No sufoco provocado pelo novo coronavírus, houve até ADI contra medida provisória municipal, no caso editada pelo prefeito de Euclides da Cunha, no nobre propósito de impor medidas de enfrentamento à calamidade. Como explicou o relator, desembargador Alex Zilenovski, a Constituição Federal prevê a possibilidade de MP em todas as esferas da Federação, desde que esteja prevista também na Constituição do estado e na lei orgânica do município. No caso de Euclides da Cunha, faltou combinar com os constituintes estaduais.

Voltando ao normal, em 2020 o Órgão Especial analisou 652 ações de inconstitucionalidade, das quais 576 foram julgadas no mérito.

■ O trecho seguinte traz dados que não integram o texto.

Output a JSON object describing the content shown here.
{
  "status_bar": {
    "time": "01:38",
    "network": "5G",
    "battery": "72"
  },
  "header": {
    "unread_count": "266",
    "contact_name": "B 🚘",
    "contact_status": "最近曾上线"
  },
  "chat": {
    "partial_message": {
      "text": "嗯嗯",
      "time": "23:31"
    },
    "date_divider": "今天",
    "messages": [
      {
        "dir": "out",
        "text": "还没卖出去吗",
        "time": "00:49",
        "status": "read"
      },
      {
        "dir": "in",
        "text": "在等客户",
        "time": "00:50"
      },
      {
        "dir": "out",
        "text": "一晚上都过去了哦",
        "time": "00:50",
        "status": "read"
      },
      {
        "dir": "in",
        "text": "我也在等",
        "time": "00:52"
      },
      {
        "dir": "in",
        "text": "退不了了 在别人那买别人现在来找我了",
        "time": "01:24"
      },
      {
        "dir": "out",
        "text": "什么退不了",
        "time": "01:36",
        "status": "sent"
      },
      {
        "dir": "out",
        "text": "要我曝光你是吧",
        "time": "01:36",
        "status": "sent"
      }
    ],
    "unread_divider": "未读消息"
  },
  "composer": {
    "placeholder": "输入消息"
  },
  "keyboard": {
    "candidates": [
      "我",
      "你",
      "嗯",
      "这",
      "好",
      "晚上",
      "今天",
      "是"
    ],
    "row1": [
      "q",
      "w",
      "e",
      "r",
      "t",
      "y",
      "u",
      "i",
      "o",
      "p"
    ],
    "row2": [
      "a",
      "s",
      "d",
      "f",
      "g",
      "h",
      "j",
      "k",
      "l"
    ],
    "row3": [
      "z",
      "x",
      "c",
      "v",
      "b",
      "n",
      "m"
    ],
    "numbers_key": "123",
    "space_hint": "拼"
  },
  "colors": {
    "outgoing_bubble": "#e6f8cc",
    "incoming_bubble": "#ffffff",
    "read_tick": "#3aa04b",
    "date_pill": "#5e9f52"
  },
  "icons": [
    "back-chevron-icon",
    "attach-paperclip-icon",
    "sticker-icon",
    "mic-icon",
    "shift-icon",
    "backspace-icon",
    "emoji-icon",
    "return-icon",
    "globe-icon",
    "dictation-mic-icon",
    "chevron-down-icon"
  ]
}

Outras 66 foram extintas, na maioria dos casos por perda do objeto – ou seja, as leis contestadas foram revogadas antes mesmo de serem declaradas inconstitucionais. Aconteceu 24 vezes com leis municipais relacionadas à epidemia.

Do total julgado no mérito, 500 ações foram consideradas procedentes, ou seja, as leis nelas contestadas foram declaradas inconstitucionais. Isso significa que de cada 100 leis contestadas, apenas 13 são de boa qualidade. Em 2020, Valinhos e Mauá ficaram empatados no topo do ranking, com 15 ações procedentes cada uma. Valinhos chegou pela primeira vez ao pódio da inconstitucionalidade, mas Mauá repetiu o feito do ano anterior, quando também ficou em primeiro lugar, com 26 ações procedentes. Completando as cinco primeiras posições, aparecem Guarulhos (12 ações procedentes), Ribeirão Preto (dez) e Sorocaba (oito), todos municípios frequentadores das primeiras posições do ranking nos anos anteriores.

No caso de Valinhos, bem como no de Mauá e de todos os municípios que respondem por grande número de ações de inconstitucionalidade, a parte ativa das ADIs é o Poder Executivo municipal e a passiva, o Legislativo – todas, no caso de Valinhos; todas menos uma, no de Mauá. Da mesma forma, as principais causas de impugnação das leis são o vício de iniciativa e a ofensa ao princípio da separação dos poderes. Quase sempre as duas causas ocorrem juntas, e sempre significam a intromissão dos vereadores em assuntos que são da competência do prefeito. São um indicativo, também, de desarmonia política entre os poderes municipais.

Estes vícios, por sinal, dominam os fundamentos das condenações por inconstitucionalidade municipais. Em pelo menos 86 das ações julgadas a alegação é citada. Em 60% dos casos ela foi aceita. No quesito separação dos poderes, a alegação foi feita em 65 casos e em 74% dos casos foi levada em conta. Outra alegação em voga desde sempre em matéria de inconstitucionalidade é a de usurpação de competência da União pelos municípios. Em 67 ações analisadas, confirmou-se o vício em 83% dos casos.

A principal irregularidade combatida nas ADIs continua a ser a contratação irregular de servidores para ocupar cargos supostamente comissionados, burlando a regra constitucional do concurso público para ingresso no serviço público. Pelo menos 104 municípios fizeram leis com o intuito de emplacar este subterfúgio. Em 95% dos casos não conseguiram.